My work benefited me in lots of ways. Obviously, it taught me a little bit of XML literacy and how it worked as a whole. I’m sure even with this little bit of knowledge I can prove that even though I’m not an XML master, I can catch on quick to something entirely new to me.

I’ve also gotten up close and personal with this text that changed the English language! I learned how dictionaries work and the anatomy of them. I’ve learned how this specific dictionary has influenced English lexicography for centuries to come, as I’ve already talked about quite a bit. And something that only someone who’s worked so closely for as long as I or my other classmates have with this dictionary would have noticed, is how much words change and develop over time. Granted, Johnson wasn’t the most consistent speller, but the spelling of words wasn’t the only thing that change, as they’ve gained new senses, more or less usage, and have developed into different parts of speech as they were outlined by Johnson. One word that I marked for Word of the Week, “imminence,” was a great learning experience for me, seeing as Johnson claimed it was in little use back in his day. However, the word now enjoys plenty of usage currently, albeit with a different sense than Johnson described it with. That’s just one of the ways in which I’ve been able to learn about how language changes over time, no matter how influential the text that defined it was. Having my Word of the Week selected also benefited my ego quite a bit.

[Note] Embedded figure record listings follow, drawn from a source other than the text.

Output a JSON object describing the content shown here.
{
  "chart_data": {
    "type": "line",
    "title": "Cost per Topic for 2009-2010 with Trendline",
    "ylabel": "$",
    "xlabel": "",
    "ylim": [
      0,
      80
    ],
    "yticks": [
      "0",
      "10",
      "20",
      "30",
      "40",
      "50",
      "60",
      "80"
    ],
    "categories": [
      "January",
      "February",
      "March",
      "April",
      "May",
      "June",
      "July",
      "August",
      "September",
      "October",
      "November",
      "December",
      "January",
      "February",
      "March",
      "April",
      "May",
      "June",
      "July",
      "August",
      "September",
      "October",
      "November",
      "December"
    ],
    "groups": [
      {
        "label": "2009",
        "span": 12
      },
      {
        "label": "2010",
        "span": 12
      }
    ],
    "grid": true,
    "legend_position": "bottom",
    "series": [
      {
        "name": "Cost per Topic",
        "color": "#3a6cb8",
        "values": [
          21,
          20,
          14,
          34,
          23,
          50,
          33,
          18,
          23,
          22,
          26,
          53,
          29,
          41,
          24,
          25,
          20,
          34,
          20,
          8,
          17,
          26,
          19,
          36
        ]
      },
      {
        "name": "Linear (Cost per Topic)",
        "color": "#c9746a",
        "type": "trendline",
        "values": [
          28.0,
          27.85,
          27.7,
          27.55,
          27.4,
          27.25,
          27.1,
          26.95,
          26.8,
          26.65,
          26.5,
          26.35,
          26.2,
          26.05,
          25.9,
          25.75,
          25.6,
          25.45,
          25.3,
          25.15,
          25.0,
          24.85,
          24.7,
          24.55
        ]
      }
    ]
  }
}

Really, to sum it up, I learned to see a dictionary, something that is far too often seen as something serious, or even boring, as something that breathed life into the English language. And despite my tedious work as an XML editor on this project, I was able to turn something that at face value, may seem a bit milquetoast, to something incredibly gratifying and something I’m proud to have been a part of. This project, all in all, taught me an important lesson in perspective, and I couldn’t thank Mr. Samuel Johnson, or Dr. Young or UCF enough for it.